Court Opinion

ID: 9842691
Source: CourtListenerOpinion
Date Created: 2023-09-24 02:13:14.584261+00
Date Added: 2024-06-11T09:13:27.915385
License: Public Domain

TATEL, Circuit Judge,
concurring in the disposition of the motions:
I agree that we have jurisdiction. The district court’s order directing the defendants to produce a list of privileged documents, relief the Committee specifically seeks in its complaint, Compl. ¶83, operates as an appealable injunction under 28 U.S.C. § 1292(a)(1). See Cobell v. Kempthorne, 455 F.3d 317, 322 .(D.C.Cir.2006). And because the challenge to that order is “inextricably intertwined” with the other issues in the case, we have pendent jurisdiction over the entire appeal. United States ex rel. Long v. SCS Bus. & Technical Inst., Inc., 173 F.3d 870, 873 (D.C.Cir.1999).
To show a likelihood of success on the merits sufficient to obtain a stay pending *912appeal, an appellant who will suffer serious irreparable injury need only raise “questions going to the merits so serious, substantial, difficult and doubtful, as to make them a fair ground for litigation and thus for more deliberative investigation.” Wash. Metro. Area Transit Comm’n v. Holiday Tours, Inc., 559 F.2d 841, 844 (D.C.Cir.1977) (internal quotation marks omitted). Except for the executive’s assertion of absolute immunity from congressional process, see Comm. on the Judiciary, U.S. House of Representatives v. Miers, 558 F.Supp.2d 53, 99-107 (D.D.C.2008) (persuasively rejecting claim of absolute immunity), the issues before us satisfy that modest standard.

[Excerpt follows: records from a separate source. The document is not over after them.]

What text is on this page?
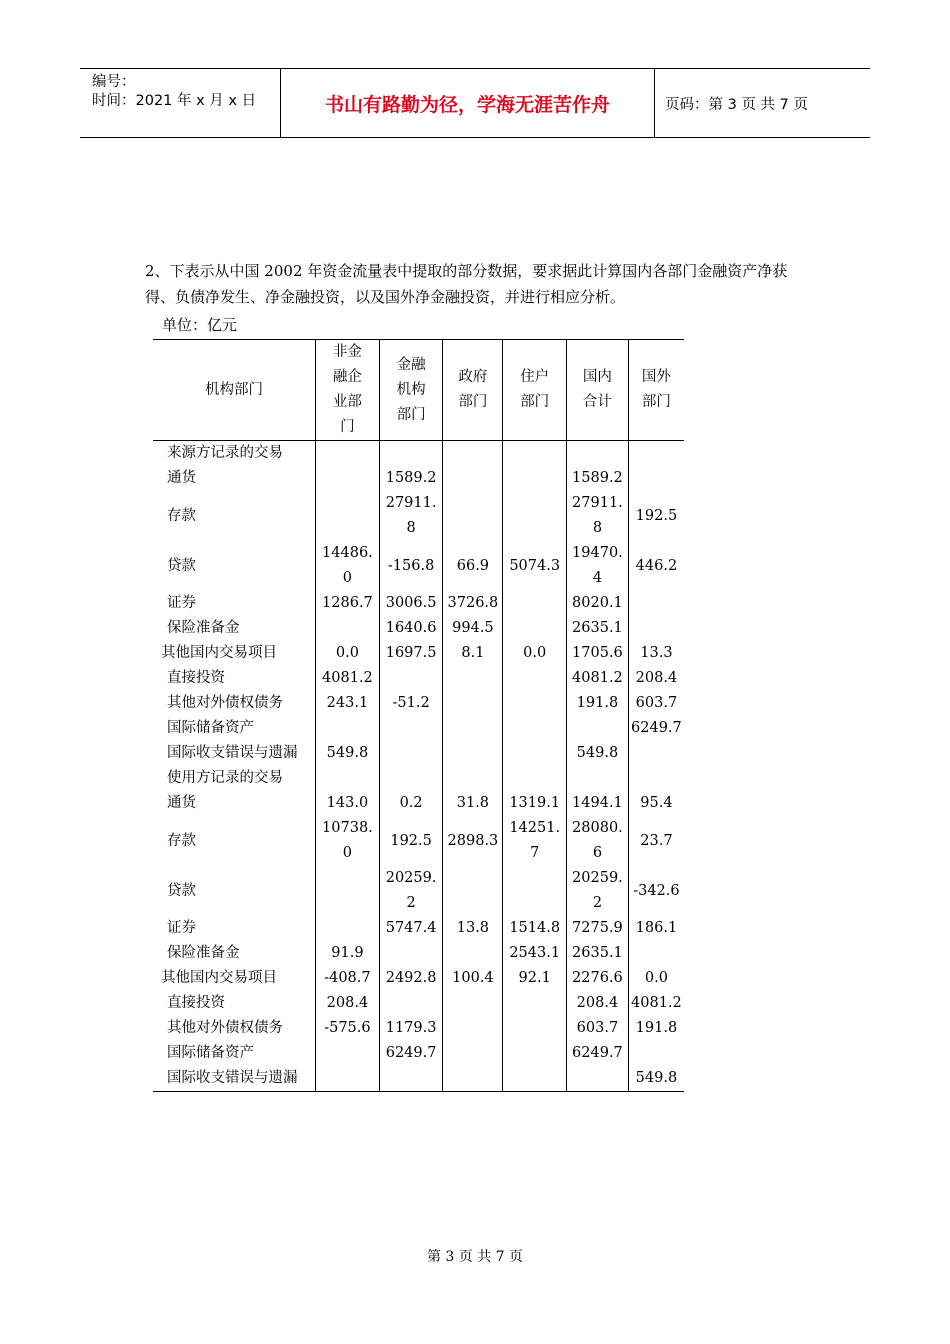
编号：
时间：2021 年 x 月 x 日	书山有路勤为径，学海无涯苦作舟	页码：第 3 页 共 7 页
2、下表示从中国 2002 年资金流量表中提取的部分数据，要求据此计算国内各部门金融资产净获得、负债净发生、净金融投资，以及国外净金融投资，并进行相应分析。
单位：亿元
机构部门	非金融企业部门	金融机构部门	政府部门	住户部门	国内合计	国外部门

来源方记录的交易						
通货		1589.2			1589.2	
存款		27911.8			27911.8	192.5
贷款	14486.0	-156.8	66.9	5074.3	19470.4	446.2
证券	1286.7	3006.5	3726.8		8020.1	
保险准备金		1640.6	994.5		2635.1	
其他国内交易项目	0.0	1697.5	8.1	0.0	1705.6	13.3
直接投资	4081.2				4081.2	208.4
其他对外债权债务	243.1	-51.2			191.8	603.7
国际储备资产						6249.7
国际收支错误与遗漏	549.8				549.8	
使用方记录的交易						
通货	143.0	0.2	31.8	1319.1	1494.1	95.4
存款	10738.0	192.5	2898.3	14251.7	28080.6	23.7
贷款		20259.2			20259.2	-342.6
证券		5747.4	13.8	1514.8	7275.9	186.1
保险准备金	91.9			2543.1	2635.1	
其他国内交易项目	-408.7	2492.8	100.4	92.1	2276.6	0.0
直接投资	208.4				208.4	4081.2
其他对外债权债务	-575.6	1179.3			603.7	191.8
国际储备资产		6249.7			6249.7	
国际收支错误与遗漏						549.8
第 3 页 共 7 页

Nonetheless, I am perplexed by the panel majority’s willingness to grant a stay while hypothesizing that the expiration of the 110th Congress might moot the case before it is heard on the merits. Never have we granted a stay that would have the effect of irrevocably depriving a party of its victory in the district court. Nor have we authority to do so, for a stay in such circumstances would necessarily cause “substantial” — indeed, overwhelming — harm. See United States v. Philip Morris, Inc., 314 F.3d 612, 617 (D.C.Cir.2003) (explaining that a stay is inappropriate where it would cause “substantial harm” to a non-moving party).

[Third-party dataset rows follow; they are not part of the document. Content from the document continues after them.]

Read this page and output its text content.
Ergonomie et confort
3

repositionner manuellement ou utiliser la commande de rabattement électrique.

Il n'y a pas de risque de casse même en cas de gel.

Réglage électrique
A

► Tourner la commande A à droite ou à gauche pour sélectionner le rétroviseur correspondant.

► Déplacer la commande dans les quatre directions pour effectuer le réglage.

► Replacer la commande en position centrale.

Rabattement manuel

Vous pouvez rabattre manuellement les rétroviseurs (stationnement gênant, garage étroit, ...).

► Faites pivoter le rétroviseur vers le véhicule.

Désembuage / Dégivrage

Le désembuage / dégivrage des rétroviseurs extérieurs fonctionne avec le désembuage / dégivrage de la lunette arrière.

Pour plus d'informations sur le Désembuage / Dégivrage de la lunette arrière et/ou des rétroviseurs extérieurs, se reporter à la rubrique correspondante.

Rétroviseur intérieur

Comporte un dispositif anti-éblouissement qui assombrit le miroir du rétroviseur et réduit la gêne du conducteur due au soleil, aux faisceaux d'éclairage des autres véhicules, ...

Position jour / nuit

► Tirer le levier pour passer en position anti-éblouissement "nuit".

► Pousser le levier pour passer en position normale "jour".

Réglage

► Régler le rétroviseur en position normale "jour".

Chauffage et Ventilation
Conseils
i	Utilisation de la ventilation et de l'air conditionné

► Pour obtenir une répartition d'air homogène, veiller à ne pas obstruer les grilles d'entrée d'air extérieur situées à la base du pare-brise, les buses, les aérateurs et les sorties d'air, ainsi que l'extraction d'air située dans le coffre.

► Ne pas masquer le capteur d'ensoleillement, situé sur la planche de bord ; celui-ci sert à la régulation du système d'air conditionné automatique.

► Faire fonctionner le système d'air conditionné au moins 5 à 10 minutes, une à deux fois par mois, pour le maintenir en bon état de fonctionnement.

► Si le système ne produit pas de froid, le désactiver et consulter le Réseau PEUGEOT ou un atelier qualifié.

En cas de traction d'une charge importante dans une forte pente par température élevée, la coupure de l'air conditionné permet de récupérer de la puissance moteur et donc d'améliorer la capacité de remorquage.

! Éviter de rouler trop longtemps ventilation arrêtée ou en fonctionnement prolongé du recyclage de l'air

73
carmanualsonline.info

For the reasons stated by committee counsel at oral argument, however, I am convinced the case will survive this Congress. Whether or not the case would otherwise be capable of repetition yet evading review, the successor Congress can assert the prior Committee’s investigatory interest, as it did in United States v. AT & T Co. (AT & T II), 567 F.2d 121 (D.C.Cir.1977). See also Conyers Deck That being the case, the Committee’s concession that this matter will continue into the 111th Congress, regardless of whether we grant a stay, tips the balance of harms in favor of giving the courts due time for “more deliberative investigation.” Holiday Tours, 559 F.2d at 844.

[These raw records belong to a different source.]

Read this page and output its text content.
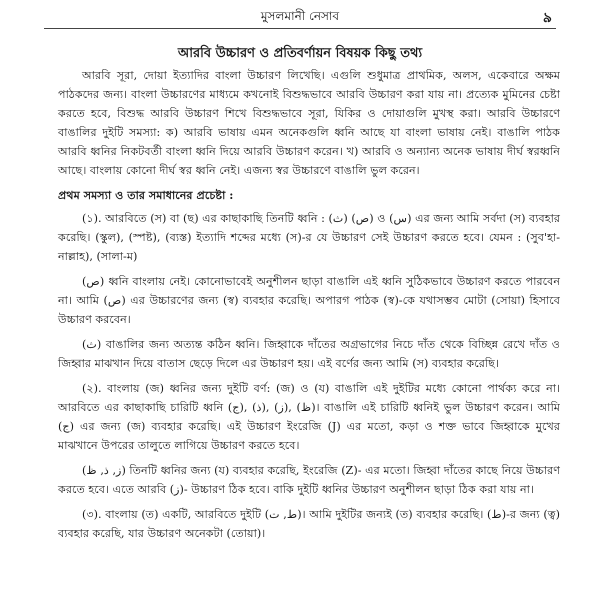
মুসলমানী নেসাব	৯
আরবি উচ্চারণ ও প্রতিবর্ণায়ন বিষয়ক কিছু তথ্য

আরবি সূরা, দোয়া ইত্যাদির বাংলা উচ্চারণ লিখেছি। এগুলি শুধুমাত্র প্রাথমিক, অলস, একেবারে অক্ষম পাঠকদের জন্য। বাংলা উচ্চারণের মাধ্যমে কখনোই বিশুদ্ধভাবে আরবি উচ্চারণ করা যায় না। প্রত্যেক মুমিনের চেষ্টা করতে হবে, বিশুদ্ধ আরবি উচ্চারণ শিখে বিশুদ্ধভাবে সূরা, যিকির ও দোয়াগুলি মুখস্থ করা। আরবি উচ্চারণে বাঙালির দুইটি সমস্যা: ক) আরবি ভাষায় এমন অনেকগুলি ধ্বনি আছে যা বাংলা ভাষায় নেই। বাঙালি পাঠক আরবি ধ্বনির নিকটবর্তী বাংলা ধ্বনি দিয়ে আরবি উচ্চারণ করেন। খ) আরবি ও অন্যান্য অনেক ভাষায় দীর্ঘ স্বরধ্বনি আছে। বাংলায় কোনো দীর্ঘ স্বর ধ্বনি নেই। এজন্য স্বর উচ্চারণে বাঙালি ভুল করেন।

প্রথম সমস্যা ও তার সমাধানের প্রচেষ্টা :

(১). আরবিতে (স) বা (ছ) এর কাছাকাছি তিনটি ধ্বনি : (ث) (ص) ও (س) এর জন্য আমি সর্বদা (স) ব্যবহার করেছি। (স্কুল), (স্পষ্ট), (ব্যস্ত) ইত্যাদি শব্দের মধ্যে (স)-র যে উচ্চারণ সেই উচ্চারণ করতে হবে। যেমন : (সুব'হা-নাল্লাহ), (সালা-ম)

(ص) ধ্বনি বাংলায় নেই। কোনোভাবেই অনুশীলন ছাড়া বাঙালি এই ধ্বনি সুঠিকভাবে উচ্চারণ করতে পারবেন না। আমি (ص) এর উচ্চারণের জন্য (স্ব) ব্যবহার করেছি। অপারগ পাঠক (স্ব)-কে যথাসম্ভব মোটা (সোয়া) হিসাবে উচ্চারণ করবেন।

(ث) বাঙালির জন্য অত্যন্ত কঠিন ধ্বনি। জিহ্বাকে দাঁতের অগ্রভাগের নিচে দাঁত থেকে বিচ্ছিন্ন রেখে দাঁত ও জিহ্বার মাঝখান দিয়ে বাতাস ছেড়ে দিলে এর উচ্চারণ হয়। এই বর্ণের জন্য আমি (স) ব্যবহার করেছি।

(২). বাংলায় (জ) ধ্বনির জন্য দুইটি বর্ণ: (জ) ও (য) বাঙালি এই দুইটির মধ্যে কোনো পার্থক্য করে না। আরবিতে এর কাছাকাছি চারিটি ধ্বনি (ج), (ذ), (ز), (ظ)। বাঙালি এই চারিটি ধ্বনিই ভুল উচ্চারণ করেন। আমি (ج) এর জন্য (জ) ব্যবহার করেছি। এই উচ্চারণ ইংরেজি (J) এর মতো, কড়া ও শক্ত ভাবে জিহ্বাকে মুখের মাঝখানে উপরের তালুতে লাগিয়ে উচ্চারণ করতে হবে।

(ز, ذ, ظ) তিনটি ধ্বনির জন্য (য) ব্যবহার করেছি, ইংরেজি (Z)- এর মতো। জিহ্বা দাঁতের কাছে নিয়ে উচ্চারণ করতে হবে। এতে আরবি (ز)- উচ্চারণ ঠিক হবে। বাকি দুইটি ধ্বনির উচ্চারণ অনুশীলন ছাড়া ঠিক করা যায় না।

(৩). বাংলায় (ত) একটি, আরবিতে দুইটি (ط, ت)। আমি দুইটির জন্যই (ত) ব্যবহার করেছি। (ط)-র জন্য (ত্ব) ব্যবহার করেছি, যার উচ্চারণ অনেকটা (তোয়া)।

The Committee has asked us to expedite this appeal if we grant a stay, but the fact that the case will in any event continue into next year counsels against rushing our deliberations. In another parallel to the AT & T litigation, abiding by the usual briefing schedule has the advantage of allowing the input “not only [of] a new House but [of] a new President.” United States v. AT & T Co. (AT & T I), 551 F.2d 384 (D.C.Cir.1976); see also AT & T II, 567 F.2d at 127 (“The framers, rather than attempting to define and allocate all governmental power in minute detail, relied, we believe, on the expectation that where conflicts in scope of authority arose between the coordinate branches, a spirit of dynamic compromise would promote resolution of the dispute in the manner most likely to result in efficient and effective functioning of our governmental system.”).